Horse shedding season has gotten complicated with all the grooming product hype flying around. As someone who has survived more shedding seasons than I can count, emerging from the barn looking like I was wearing a fur coat myself, I learned everything there is to know about managing the spring shed. Today, I will share it all with you.
Brush Every Single Day
A shedding blade or a good rubber curry comb is your weapon of choice right now. Ten minutes of focused grooming pulls out mountains of loose hair before it ends up on your clothes, in your truck, in your coffee (yes, that’s happened to me), and everywhere else in your life. The amount of hair that comes off one horse is genuinely shocking if you’ve never been through this before.
I actually enjoy the daily grooming sessions during shedding season. There’s something oddly satisfying about filling an entire wheelbarrow with hair and seeing the sleek coat underneath start to emerge.

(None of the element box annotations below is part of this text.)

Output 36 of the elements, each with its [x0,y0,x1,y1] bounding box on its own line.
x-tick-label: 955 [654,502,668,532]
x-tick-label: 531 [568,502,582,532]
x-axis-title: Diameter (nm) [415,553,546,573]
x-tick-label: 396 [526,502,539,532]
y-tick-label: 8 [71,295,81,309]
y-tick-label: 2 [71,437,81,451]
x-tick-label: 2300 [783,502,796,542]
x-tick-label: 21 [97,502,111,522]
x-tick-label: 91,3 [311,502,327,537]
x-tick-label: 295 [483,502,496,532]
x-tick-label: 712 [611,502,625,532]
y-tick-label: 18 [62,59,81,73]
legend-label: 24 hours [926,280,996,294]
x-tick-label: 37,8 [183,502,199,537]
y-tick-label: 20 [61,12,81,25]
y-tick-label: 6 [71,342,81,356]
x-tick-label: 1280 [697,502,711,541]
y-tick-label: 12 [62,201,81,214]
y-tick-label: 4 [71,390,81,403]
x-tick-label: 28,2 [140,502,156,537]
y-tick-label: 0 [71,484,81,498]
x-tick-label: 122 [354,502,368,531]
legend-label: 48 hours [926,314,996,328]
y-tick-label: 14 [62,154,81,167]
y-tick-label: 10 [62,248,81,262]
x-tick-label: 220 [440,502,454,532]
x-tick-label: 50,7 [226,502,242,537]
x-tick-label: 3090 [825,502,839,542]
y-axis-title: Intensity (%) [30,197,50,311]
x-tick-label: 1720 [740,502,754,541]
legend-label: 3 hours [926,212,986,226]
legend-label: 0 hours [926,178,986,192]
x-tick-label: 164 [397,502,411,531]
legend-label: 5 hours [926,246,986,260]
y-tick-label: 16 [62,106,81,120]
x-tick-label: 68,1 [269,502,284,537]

A Warm Bath Can Speed Things Up
Probably should have led with this section, honestly. A warm water rinse loosens dead hair and accelerates the whole shedding process. Just — and this is important — make sure daytime temperatures are consistently above 60 degrees before getting your horse wet. Sending a damp horse out in cold weather is asking for trouble. I made that mistake once in early March and spent the rest of the day feeling guilty about it.
Check the Skin Underneath
All that winter coat peeling off can reveal stuff you didn’t know was hiding under there. Bald patches, scabs, lumps, fungal spots, rain rot — the winter coat is great at concealing skin problems. That’s what makes shedding season endearing to us horse people, in a weird way — it’s like a health check that happens naturally.
Anything that looks unusual or doesn’t heal on its own within a week deserves a vet call. Better to catch skin issues early than let them spread.
Diet Matters for That New Coat
The coat your horse grows coming out of shed season reflects their nutritional health. Good protein, essential fatty acids, adequate vitamins — all of it shows up in coat quality. I add ground flax seeds to my horses’ feed starting in late winter, and the difference in their summer coats is noticeable. Some people swear by chia seeds too. Either way, nutrition from the inside beats any topical product.
Just Accept the Hair Situation
Real talk: for the next few weeks, you will be covered in horse hair at all times. In your car. On your work clothes. In places hair has no business being. Stock up on lint rollers. Keep one at the barn, one in your vehicle, one by the front door. Accept that this is your life now.
Shedding season is temporary, even when it doesn’t feel like it. And when that glossy summer coat finally comes in? Worth every lint roller you burned through.